Maman Léo/Chapitre 11

La bibliothèque libre.
Maman Léo (2e partie du Secret des Habits noirs)
Le National (feuilleton paru du 21 mai au 10 aoûtp. 102-113).


XI

La folie de Valentine


C’était une grande et belle chambre meublée d’une façon sévère comme doit l’être la retraite d’un savant médecin. Un bon feu brillait dans la cheminée, dont la tablette supportait deux lampes recouvertes de leurs abat-jour.

Il ne faut pas trop de lumière dans la chambre d’une malade ; Valentine était couchée, dans le propre lit du docteur, au fond d’une alcôve défendue par des draperies qu’on avait laissé tomber à demi.

Au moment où Victoire avait annoncé l’arrivée de Mme Samayoux, tout le monde était réuni autour du foyer ; j’entends tous ceux qui portaient à Mlle de Villanove un intérêt si vif et si constant.

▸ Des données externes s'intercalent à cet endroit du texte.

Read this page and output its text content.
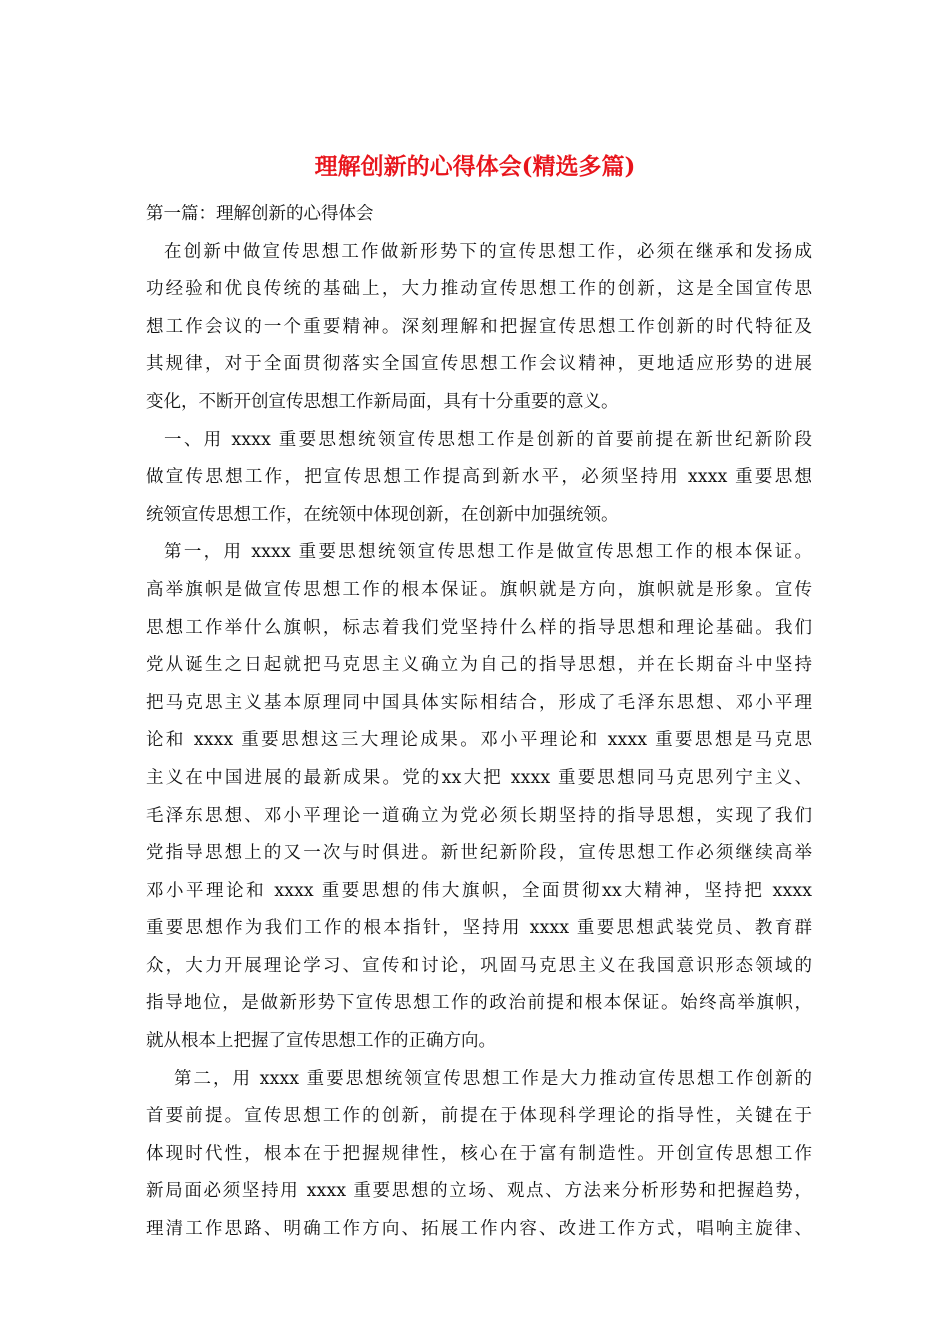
理解创新的心得体会(精选多篇)
第一篇：理解创新的心得体会
在创新中做宣传思想工作做新形势下的宣传思想工作，必须在继承和发扬成
功经验和优良传统的基础上，大力推动宣传思想工作的创新，这是全国宣传思
想工作会议的一个重要精神。深刻理解和把握宣传思想工作创新的时代特征及
其规律，对于全面贯彻落实全国宣传思想工作会议精神，更地适应形势的进展
变化，不断开创宣传思想工作新局面，具有十分重要的意义。
一、用 xxxx 重要思想统领宣传思想工作是创新的首要前提在新世纪新阶段
做宣传思想工作，把宣传思想工作提高到新水平，必须坚持用 xxxx 重要思想
统领宣传思想工作，在统领中体现创新，在创新中加强统领。
第一，用 xxxx 重要思想统领宣传思想工作是做宣传思想工作的根本保证。
高举旗帜是做宣传思想工作的根本保证。旗帜就是方向，旗帜就是形象。宣传
思想工作举什么旗帜，标志着我们党坚持什么样的指导思想和理论基础。我们
党从诞生之日起就把马克思主义确立为自己的指导思想，并在长期奋斗中坚持
把马克思主义基本原理同中国具体实际相结合，形成了毛泽东思想、邓小平理
论和 xxxx 重要思想这三大理论成果。邓小平理论和 xxxx 重要思想是马克思
主义在中国进展的最新成果。党的xx大把 xxxx 重要思想同马克思列宁主义、
毛泽东思想、邓小平理论一道确立为党必须长期坚持的指导思想，实现了我们
党指导思想上的又一次与时俱进。新世纪新阶段，宣传思想工作必须继续高举
邓小平理论和 xxxx 重要思想的伟大旗帜，全面贯彻xx大精神，坚持把 xxxx
重要思想作为我们工作的根本指针，坚持用 xxxx 重要思想武装党员、教育群
众，大力开展理论学习、宣传和讨论，巩固马克思主义在我国意识形态领域的
指导地位，是做新形势下宣传思想工作的政治前提和根本保证。始终高举旗帜，
就从根本上把握了宣传思想工作的正确方向。
第二，用 xxxx 重要思想统领宣传思想工作是大力推动宣传思想工作创新的
首要前提。宣传思想工作的创新，前提在于体现科学理论的指导性，关键在于
体现时代性，根本在于把握规律性，核心在于富有制造性。开创宣传思想工作
新局面必须坚持用 xxxx 重要思想的立场、观点、方法来分析形势和把握趋势，
理清工作思路、明确工作方向、拓展工作内容、改进工作方式，唱响主旋律、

Il y avait là les hôtes principaux de l’hôtel d’Ornans : Mme la marquise, le prince qu’on appelait M. de Saint-Louis et même le colonel Bozzo, malgré l’état précaire de sa santé, sérieusement attaquée depuis quelques semaines.

La belle comtesse Francesca Corona, qui ne le quittait jamais et lui servait d’Antigone, était assise auprès de lui sur la causeuse la plus rapprochée du foyer.

L’autre coin du feu était occupé par le prince et la marquise.

Cette dernière causait tout bas avec le docteur Samuel, assisté d’un autre personnage qui n’avait point ses entrées jadis à l’hôtel d’Ornans, mais qu’on avait admis depuis peu dans l’intimité de la famille sur sa grande réputation de jurisconsulte, certifiée à la fois par le colonel Bozzo, par M. de Saint-Louis et par le Dr  Samuel.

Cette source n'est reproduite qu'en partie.